Acara Kompasiana kali itu bekerja sama dengan Kementrian Pariwisata, dimana para peserta yang terpilih mendapatkan kesempatan untuk mengekplorasi beberapa pulau disekitaran Pulau Bidadari. Aku termasuk salah satu dari peserta tersebut, cukup istimewa memang saat itu, karena itu pertama kalinya aku menginjakkan kaki di Pulau tersebut.
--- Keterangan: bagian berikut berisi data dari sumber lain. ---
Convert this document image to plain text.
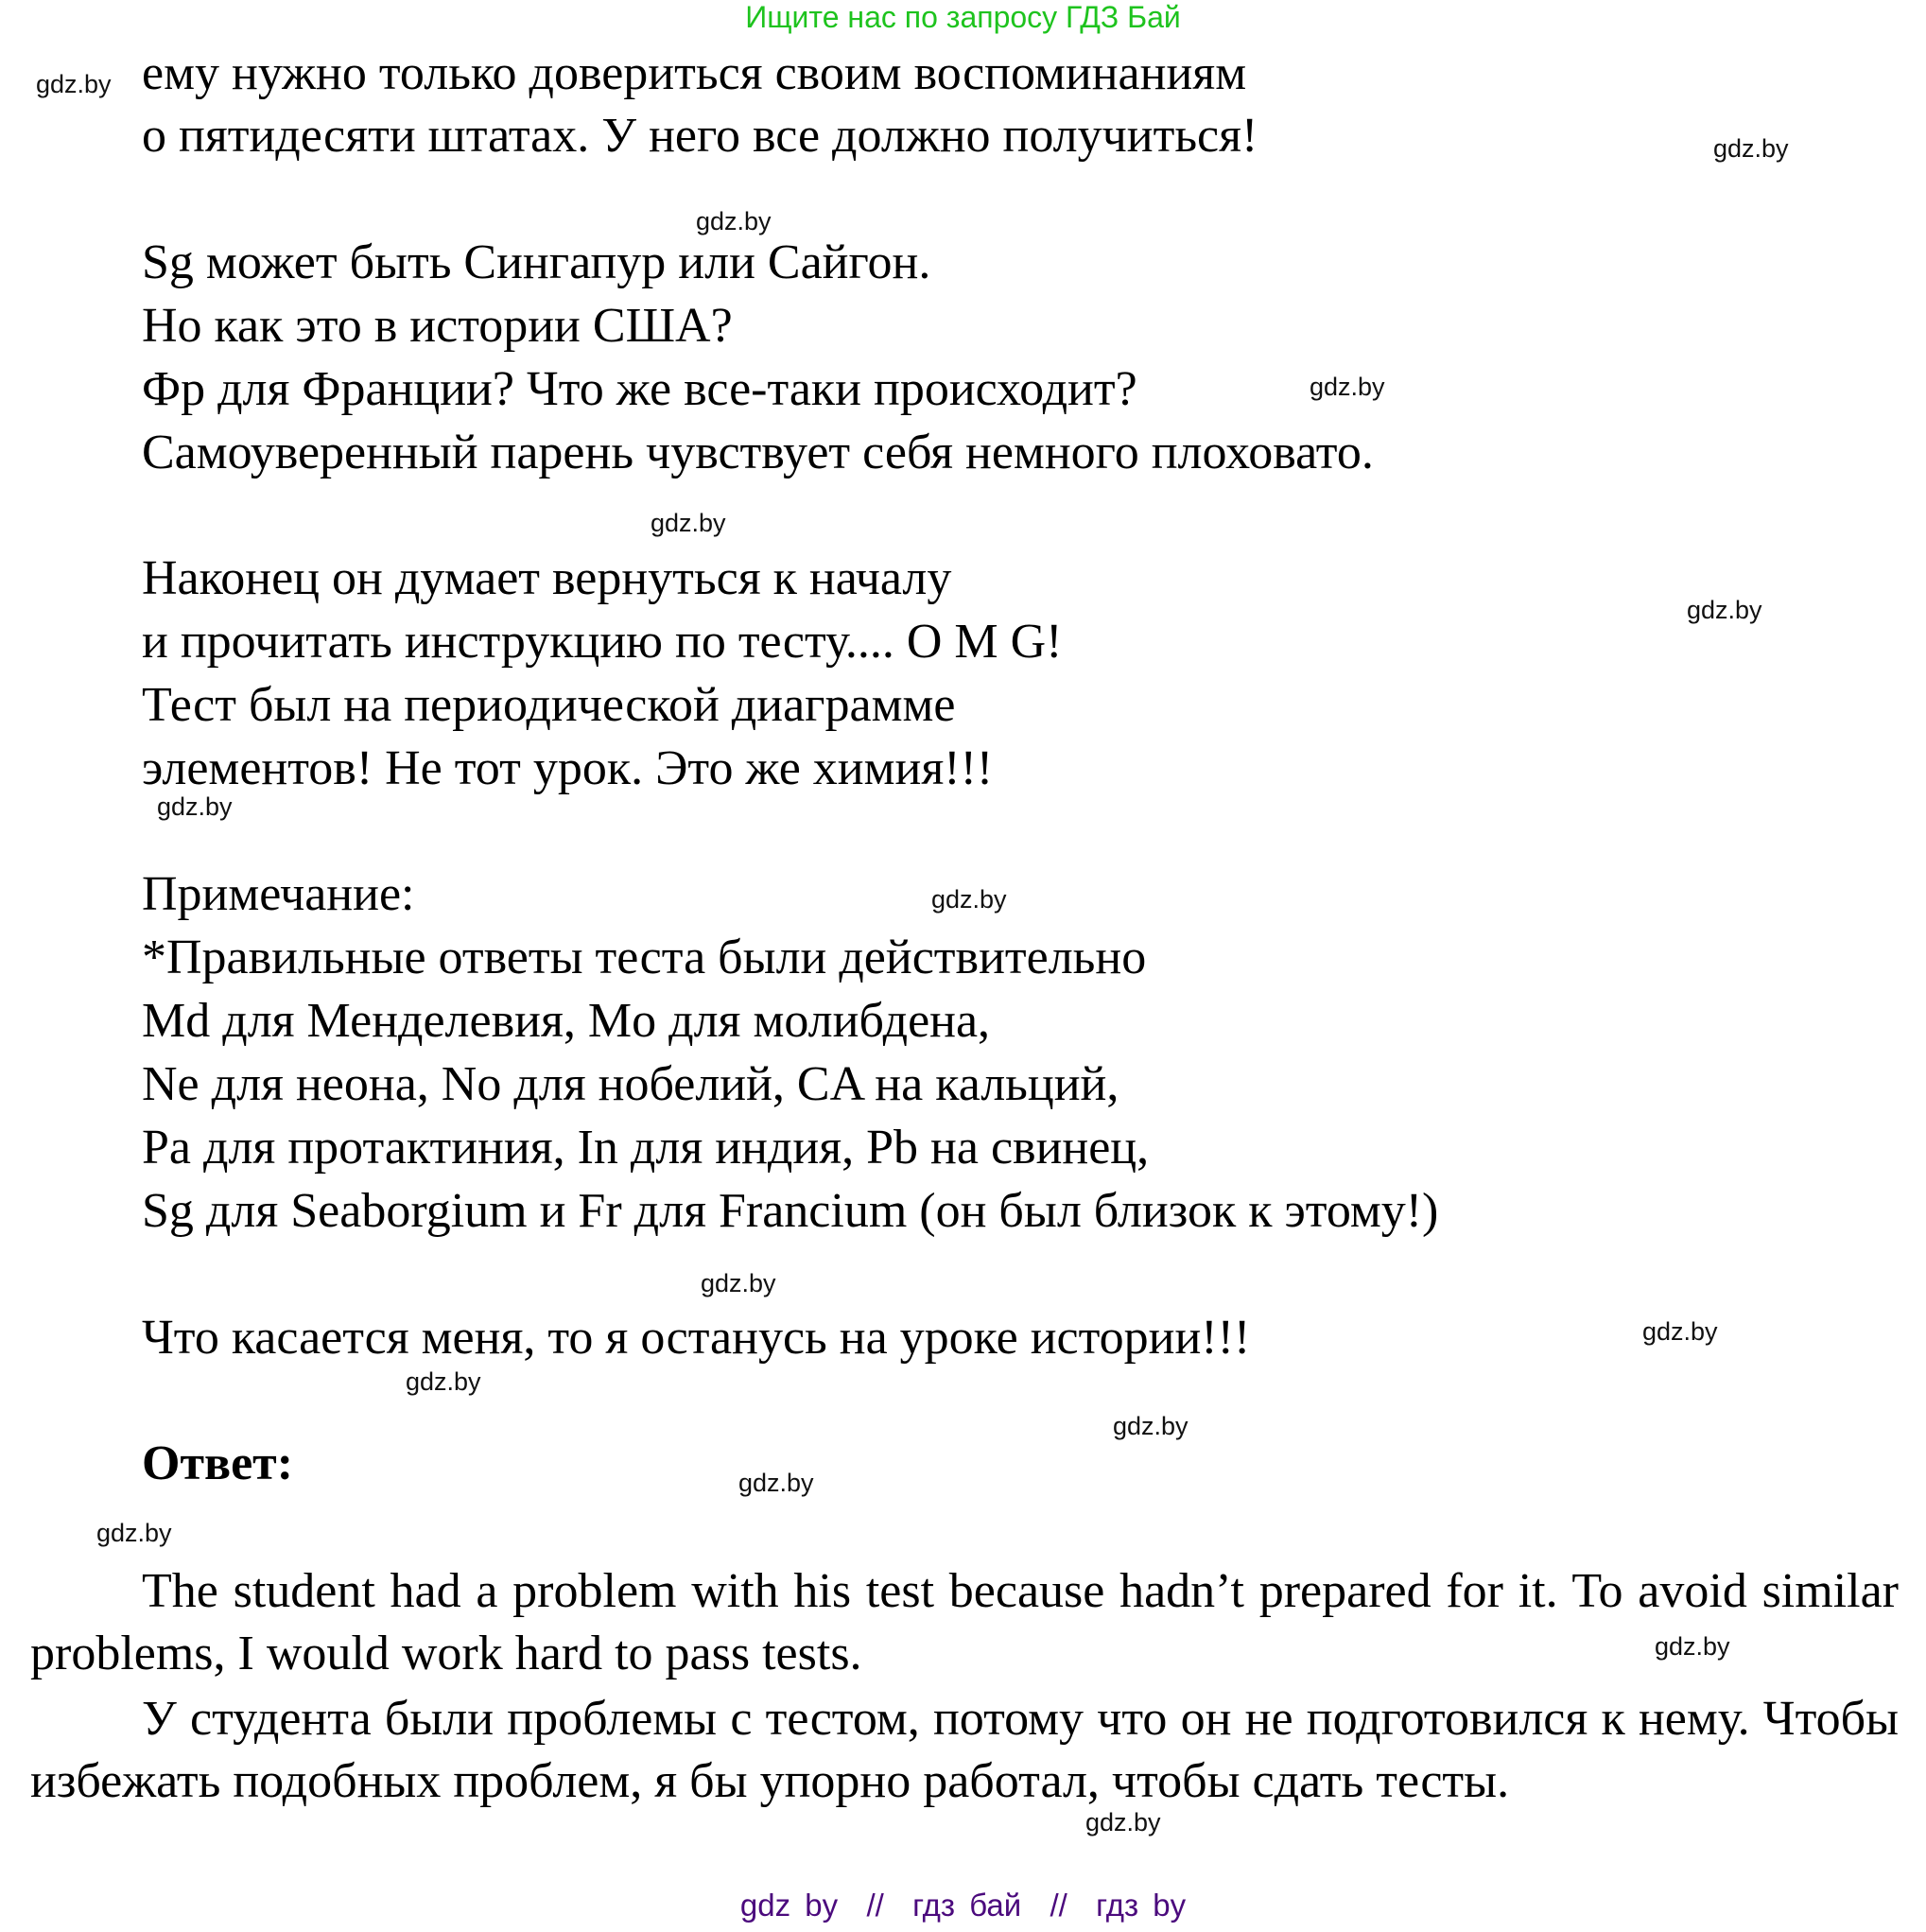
Ищите нас по запросу ГДЗ Бай
ему нужно только довериться своим воспоминаниям
о пятидесяти штатах. У него все должно получиться!
Sg может быть Сингапур или Сайгон.
Но как это в истории США?
Фр для Франции? Что же все-таки происходит?
Самоуверенный парень чувствует себя немного плоховато.
Наконец он думает вернуться к началу
и прочитать инструкцию по тесту.... O M G!
Тест был на периодической диаграмме
элементов! Не тот урок. Это же химия!!!
Примечание:
*Правильные ответы теста были действительно
Md для Менделевия, Mo для молибдена,
Ne для неона, No для нобелий, CA на кальций,
Pa для протактиния, In для индия, Pb на свинец,
Sg для Seaborgium и Fr для Francium (он был близок к этому!)
Что касается меня, то я останусь на уроке истории!!!
Ответ:
The student had a problem with his test because hadn’t prepared for it. To avoid similar problems, I would work hard to pass tests.
У студента были проблемы с тестом, потому что он не подготовился к нему. Чтобы избежать подобных проблем, я бы упорно работал, чтобы сдать тесты.
gdz.by
gdz.by
gdz.by
gdz.by
gdz.by
gdz.by
gdz.by
gdz.by
gdz.by
gdz.by
gdz.by
gdz.by
gdz.by
gdz.by
gdz.by
gdz.by
gdz by  //  гдз бай  //  гдз by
Dari Dermaga 15 Marina Ancol Jakarta, kami para peserta menggunakan sebuah kapal cepat, butuh waktu sekitar 30-40 menit dari Dermaga tersebut menuju Pulau Bidadari. Tetapi aku tidak tahu tepatnya waktu perjalanan kemarin, karena ketika aku sudah sampai kapal dan duduk, posisi untuk tidur lebih nyaman untuk ku ambil. Ya, karena memang perjalanan laut belum bisa berdamai dengan ku.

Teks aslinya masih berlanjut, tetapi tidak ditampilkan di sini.